São José do Egito, Tabira, Sertânia, Arcoverde e Pesqueira passam a receber águas do São Francisco

19 setembro Grupo Roma Conteúdos 0 Comentários


A Agência Nacional de Águas (ANA) disse que publicará nesta quarta-feira resolução com o valor das tarifas da água do Eixo Leste da Transposição do São Francisco direcionada a Pernambuco e à Paraíba.

A agência aprovou no início de setembro o Plano de Gestão Anual (PGA), que define o rateio da água do Eixo Leste em 2018. Pernambuco vai receber 0,75 metros cúbicos por segundo de água para abastecer Sertânia, Tabira, São José do Egito, Arcoverde, Pesqueira e comunidades. Já a Paraíba receberá 4,672 metros cúbicos por segundo. Quando iniciar a operação comercial, os Estados vão trabalhar com as quantidades definidas pelo PGA. Para isso, faltam algumas etapas, como a assinatura dos contratos entre as operadoras estaduais e federal, a Codevasf.

“Como o Eixo Leste ainda está em fase de testes, a operação comercial não foi iniciada. A resolução vai trazer quanto Pernambuco e a Paraíba vão ter que pagar por metro cúbico e o valor anual total. Para saber essa última informação, falta a data de assinatura do contrato e do início da operação comercial. O valor total vai ser uma proporção dependendo do período de operação este ano”, explica o superintendente adjunto de Regulação, Patrick Thomas. O prazo estabelecido na outorga concedida pela ANA ao Ministério da Integração para a fase de testes termina no dia 31 de dezembro este ano. A pasta respondeu que vai cumprir o prazo dado pela agência.

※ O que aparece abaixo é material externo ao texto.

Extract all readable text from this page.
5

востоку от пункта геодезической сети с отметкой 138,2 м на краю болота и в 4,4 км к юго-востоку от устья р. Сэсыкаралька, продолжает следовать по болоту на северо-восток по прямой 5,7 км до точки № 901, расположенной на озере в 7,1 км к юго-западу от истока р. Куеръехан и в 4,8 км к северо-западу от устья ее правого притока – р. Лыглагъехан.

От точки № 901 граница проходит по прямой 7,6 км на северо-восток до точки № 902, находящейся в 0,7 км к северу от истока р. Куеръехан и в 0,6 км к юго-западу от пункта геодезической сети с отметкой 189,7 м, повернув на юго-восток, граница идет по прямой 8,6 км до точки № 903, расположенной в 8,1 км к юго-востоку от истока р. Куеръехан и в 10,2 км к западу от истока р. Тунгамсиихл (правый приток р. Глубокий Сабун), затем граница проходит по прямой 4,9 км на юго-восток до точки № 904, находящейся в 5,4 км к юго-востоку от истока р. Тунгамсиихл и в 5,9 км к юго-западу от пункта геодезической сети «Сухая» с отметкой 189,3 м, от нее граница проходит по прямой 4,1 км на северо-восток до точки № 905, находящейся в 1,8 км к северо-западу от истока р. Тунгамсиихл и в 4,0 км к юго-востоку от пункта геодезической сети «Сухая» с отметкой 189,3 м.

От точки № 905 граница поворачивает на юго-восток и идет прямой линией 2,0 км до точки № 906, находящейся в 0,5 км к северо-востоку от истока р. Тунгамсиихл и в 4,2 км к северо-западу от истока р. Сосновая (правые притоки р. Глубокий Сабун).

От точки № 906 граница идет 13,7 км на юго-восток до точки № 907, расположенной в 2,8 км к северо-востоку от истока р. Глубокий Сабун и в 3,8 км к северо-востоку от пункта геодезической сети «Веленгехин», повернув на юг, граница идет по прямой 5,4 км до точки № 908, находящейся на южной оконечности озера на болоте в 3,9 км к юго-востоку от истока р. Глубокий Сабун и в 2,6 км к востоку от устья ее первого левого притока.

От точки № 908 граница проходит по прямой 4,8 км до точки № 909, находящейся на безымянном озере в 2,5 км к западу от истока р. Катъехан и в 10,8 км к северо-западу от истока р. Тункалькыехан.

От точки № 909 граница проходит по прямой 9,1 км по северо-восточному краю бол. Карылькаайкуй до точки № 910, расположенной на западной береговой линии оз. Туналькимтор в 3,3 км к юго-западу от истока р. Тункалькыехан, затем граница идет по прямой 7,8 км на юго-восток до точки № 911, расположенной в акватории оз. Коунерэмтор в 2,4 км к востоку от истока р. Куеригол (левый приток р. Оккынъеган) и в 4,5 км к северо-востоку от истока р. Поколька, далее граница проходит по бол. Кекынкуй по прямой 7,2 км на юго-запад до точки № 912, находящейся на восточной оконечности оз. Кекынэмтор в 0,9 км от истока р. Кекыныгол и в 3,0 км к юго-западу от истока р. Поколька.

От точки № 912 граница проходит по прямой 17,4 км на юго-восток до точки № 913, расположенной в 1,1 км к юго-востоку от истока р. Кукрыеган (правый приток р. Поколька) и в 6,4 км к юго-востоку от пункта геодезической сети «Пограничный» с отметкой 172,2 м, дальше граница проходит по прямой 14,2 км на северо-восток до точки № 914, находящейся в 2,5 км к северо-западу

“Hoje, Pernambuco recebe pouca água da transposição, algo em torno de 60 litros por segundo. O Estado foi muito prejudicado pela liberação de recursos (do governo federal) para obras como a Adutora e o Ramal do Agreste. O Estado tem muito interesse em participar do Projeto de Integração do São Francisco. Estamos com obras como a Adutora do Moxotó em fase de testes que vai tirar água do Eixo Leste para atender oito municípios. Mas só vamos sentir mudança no abastecimento do Agreste em três anos e meio, com a Adutora e o Ramal do Agreste. Agora, estamos estudando a minuta do contrato para chegar a um entendimento junto com os outros Estados para poder se posicionar de forma conjunta”, comenta o assessor executivo para a presidência da Compesa, Fernando Lôbo.